Il Benin è piccolo, largo circa 120 chilometri e lungo circa 650 chilometri, ma detiene alcuni primati; nel passato quello del maggior numero di schiavi catturati e venduti ai trafficanti per essere trasferiti nelle americhe, nel presente è il terzo stato africano come numero di colpi di stato, bisogna aggiungere tutti incruenti.
Essendo nato nel Benin, il Vudù da qui fu esportato dagli schiavi nelle Antille e nel Brasile.
Il culto del Vudù, religione dai caratteri fortemente esoterici estrapolati dall’animismo, è una delle più antiche credenze.
Conta circa 600 milioni di fedeli, non è come erroneamente si può credere una magia nera ed ha un corpus di dottrine morali e sociali ed una complessa teologia.
L’adorazione degli spiriti vudù, i feticci, trae le proprie origini dalla credenza che Dio abbia creato centinaia di spiriti con poteri soprannaturali in grado di intervenire nella vita degli uomini.
E’ affascinante assistere ai riti vudù, sia che si tratti di semplici offerte fatte da singoli individui ad un feticcio o di complesse danze rituali di gruppo.
Fino a cento anni fa, prima della colonizzazione francese, il Dahomey era retto da sanguinari sovrani assoluti che da sempre avevano un solo impegno: quello di lasciare alla loro morte un regno più grande di quello che avevano ricevuto dal loro predecessore.
Questo significava guerre continue con i vicini, prigionieri da vendere come schiavi, morti ai quali, ultimo atto, tagliare la testa come trofeo.

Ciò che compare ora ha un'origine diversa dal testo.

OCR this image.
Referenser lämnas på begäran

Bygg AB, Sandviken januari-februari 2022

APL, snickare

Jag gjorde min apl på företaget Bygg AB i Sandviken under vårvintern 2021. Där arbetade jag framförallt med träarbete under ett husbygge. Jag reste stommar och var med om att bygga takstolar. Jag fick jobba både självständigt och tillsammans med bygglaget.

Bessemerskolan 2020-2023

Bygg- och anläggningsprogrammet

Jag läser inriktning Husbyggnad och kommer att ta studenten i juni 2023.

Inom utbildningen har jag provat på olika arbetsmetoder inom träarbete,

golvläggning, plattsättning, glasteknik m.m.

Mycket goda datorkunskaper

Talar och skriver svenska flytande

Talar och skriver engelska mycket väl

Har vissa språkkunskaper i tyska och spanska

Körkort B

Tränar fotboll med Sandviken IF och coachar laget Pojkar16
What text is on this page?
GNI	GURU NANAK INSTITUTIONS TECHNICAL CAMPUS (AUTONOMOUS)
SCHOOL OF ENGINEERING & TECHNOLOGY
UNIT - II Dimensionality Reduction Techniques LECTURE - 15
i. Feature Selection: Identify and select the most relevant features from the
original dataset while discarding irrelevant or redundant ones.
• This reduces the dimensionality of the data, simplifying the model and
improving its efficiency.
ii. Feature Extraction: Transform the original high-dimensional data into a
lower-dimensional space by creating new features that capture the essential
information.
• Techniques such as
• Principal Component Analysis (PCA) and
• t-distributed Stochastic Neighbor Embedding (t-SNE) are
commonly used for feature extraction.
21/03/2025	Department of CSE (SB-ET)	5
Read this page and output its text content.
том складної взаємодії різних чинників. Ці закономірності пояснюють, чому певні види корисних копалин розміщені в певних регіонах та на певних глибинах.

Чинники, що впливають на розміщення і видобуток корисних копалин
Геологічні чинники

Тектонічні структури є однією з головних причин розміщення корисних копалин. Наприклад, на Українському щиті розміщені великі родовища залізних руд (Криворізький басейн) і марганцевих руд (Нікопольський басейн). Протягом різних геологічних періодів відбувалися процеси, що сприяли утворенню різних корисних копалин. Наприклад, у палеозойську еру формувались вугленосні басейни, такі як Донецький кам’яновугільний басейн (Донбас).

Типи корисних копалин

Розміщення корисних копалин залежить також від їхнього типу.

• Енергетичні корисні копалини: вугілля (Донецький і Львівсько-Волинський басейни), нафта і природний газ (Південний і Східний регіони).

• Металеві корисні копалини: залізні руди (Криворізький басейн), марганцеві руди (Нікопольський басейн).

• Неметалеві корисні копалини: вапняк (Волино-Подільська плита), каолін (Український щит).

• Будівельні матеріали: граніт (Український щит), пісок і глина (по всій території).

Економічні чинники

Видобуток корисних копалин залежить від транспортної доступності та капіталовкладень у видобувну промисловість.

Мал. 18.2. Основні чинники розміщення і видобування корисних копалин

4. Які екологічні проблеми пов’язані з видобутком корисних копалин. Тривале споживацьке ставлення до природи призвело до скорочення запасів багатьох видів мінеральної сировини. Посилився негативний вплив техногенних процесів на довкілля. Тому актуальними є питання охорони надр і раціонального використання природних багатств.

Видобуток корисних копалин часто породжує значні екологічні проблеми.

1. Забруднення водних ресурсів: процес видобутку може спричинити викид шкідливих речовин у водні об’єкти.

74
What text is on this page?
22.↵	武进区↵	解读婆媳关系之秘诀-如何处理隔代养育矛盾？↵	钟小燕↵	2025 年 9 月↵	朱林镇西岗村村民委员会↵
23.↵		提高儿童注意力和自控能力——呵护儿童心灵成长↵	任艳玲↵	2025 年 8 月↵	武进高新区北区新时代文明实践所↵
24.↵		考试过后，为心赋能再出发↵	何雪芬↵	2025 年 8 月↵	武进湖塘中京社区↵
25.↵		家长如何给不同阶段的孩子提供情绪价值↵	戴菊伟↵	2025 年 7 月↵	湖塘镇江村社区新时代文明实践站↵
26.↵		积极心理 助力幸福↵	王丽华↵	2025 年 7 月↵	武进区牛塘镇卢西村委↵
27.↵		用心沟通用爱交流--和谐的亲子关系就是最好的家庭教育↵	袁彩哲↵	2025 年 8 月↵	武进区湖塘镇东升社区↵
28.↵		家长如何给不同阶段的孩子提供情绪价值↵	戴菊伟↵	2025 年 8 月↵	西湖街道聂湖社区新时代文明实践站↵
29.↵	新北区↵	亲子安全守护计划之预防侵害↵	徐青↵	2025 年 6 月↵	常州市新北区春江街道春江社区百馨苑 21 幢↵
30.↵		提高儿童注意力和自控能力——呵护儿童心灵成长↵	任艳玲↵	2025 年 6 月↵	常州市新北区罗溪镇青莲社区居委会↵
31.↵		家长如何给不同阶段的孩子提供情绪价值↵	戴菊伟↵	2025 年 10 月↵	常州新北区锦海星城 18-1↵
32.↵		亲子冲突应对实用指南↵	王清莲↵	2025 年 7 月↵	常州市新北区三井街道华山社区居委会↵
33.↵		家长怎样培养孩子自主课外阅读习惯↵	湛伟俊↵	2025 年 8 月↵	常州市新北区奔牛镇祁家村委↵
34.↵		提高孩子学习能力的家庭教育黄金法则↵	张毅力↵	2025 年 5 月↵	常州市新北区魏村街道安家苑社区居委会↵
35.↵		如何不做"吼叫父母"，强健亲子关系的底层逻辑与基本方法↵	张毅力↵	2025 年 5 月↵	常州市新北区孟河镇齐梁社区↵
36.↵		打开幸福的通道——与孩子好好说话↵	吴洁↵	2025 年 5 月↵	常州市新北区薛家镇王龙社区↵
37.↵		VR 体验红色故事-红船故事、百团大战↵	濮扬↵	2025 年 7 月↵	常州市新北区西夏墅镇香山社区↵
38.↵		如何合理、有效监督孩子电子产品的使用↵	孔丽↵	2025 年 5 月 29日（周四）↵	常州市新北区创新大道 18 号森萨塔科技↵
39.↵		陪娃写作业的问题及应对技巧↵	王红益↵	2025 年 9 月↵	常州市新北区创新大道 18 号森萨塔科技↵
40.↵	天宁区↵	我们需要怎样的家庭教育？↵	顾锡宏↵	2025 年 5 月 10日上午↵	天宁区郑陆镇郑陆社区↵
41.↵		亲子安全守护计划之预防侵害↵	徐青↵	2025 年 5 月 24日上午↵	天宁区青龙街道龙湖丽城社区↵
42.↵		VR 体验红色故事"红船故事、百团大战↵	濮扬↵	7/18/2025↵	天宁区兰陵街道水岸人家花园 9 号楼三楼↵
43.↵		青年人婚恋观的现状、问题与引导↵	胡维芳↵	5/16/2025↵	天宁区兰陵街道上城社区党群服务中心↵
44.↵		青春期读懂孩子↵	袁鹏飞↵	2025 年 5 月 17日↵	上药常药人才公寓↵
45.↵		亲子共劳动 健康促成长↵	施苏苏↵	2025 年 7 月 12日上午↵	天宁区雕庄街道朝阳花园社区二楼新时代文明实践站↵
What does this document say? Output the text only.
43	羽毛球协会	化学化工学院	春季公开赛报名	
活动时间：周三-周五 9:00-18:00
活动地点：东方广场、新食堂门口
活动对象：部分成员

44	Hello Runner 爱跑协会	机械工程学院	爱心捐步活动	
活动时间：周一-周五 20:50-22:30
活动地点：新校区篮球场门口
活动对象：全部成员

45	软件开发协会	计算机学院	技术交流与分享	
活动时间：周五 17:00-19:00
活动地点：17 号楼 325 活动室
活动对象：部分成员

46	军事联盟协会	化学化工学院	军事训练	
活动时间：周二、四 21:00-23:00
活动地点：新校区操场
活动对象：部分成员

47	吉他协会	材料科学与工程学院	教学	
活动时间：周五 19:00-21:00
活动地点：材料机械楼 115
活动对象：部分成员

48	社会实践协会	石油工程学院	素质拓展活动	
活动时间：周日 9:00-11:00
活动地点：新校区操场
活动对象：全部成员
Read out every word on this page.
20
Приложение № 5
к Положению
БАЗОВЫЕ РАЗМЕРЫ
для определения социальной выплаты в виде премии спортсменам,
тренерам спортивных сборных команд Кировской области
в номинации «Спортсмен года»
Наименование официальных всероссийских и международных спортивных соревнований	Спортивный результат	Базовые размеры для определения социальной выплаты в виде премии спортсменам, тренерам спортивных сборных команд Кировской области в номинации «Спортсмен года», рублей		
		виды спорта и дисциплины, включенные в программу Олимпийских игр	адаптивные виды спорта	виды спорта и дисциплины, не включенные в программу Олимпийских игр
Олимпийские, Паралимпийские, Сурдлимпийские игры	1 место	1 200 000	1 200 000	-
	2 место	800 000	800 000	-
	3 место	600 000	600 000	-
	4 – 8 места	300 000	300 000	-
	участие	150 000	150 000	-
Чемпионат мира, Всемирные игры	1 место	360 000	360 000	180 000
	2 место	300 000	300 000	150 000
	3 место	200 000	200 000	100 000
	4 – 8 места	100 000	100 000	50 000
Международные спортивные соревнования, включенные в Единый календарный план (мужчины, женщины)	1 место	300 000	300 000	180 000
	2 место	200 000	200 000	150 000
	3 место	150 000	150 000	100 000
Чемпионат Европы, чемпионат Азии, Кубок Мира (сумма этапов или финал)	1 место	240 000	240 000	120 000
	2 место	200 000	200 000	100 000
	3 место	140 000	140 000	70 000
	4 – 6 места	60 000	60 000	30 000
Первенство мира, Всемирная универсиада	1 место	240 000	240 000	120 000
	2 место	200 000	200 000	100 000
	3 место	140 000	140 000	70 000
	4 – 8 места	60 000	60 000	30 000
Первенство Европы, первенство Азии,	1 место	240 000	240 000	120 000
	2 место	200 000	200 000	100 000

Il palazzo reale di Abomey, ancora esistente, ha nel cortile grandi tombe dei re ed un tempio, il tutto costruito con un impasto di argilla, polvere d’oro e sangue umano.
Il Benin è per il viaggiatore curioso molto interessante, ci sono cittadine particolari come Ganviè completamente costruita su palafitte al centro del lago di Nokwè o riti religiosi che non si trovano in alcuna altra parte dell’Africa.
Il nostro viaggio potrebbe concludersi in un mercato dei feticci dove è possibile acquistare dalle pozioni magiche, agli oggetti religiosi, alle ali di pipistrello, ai testicoli di scimmia, tutto estremamente sorprendente.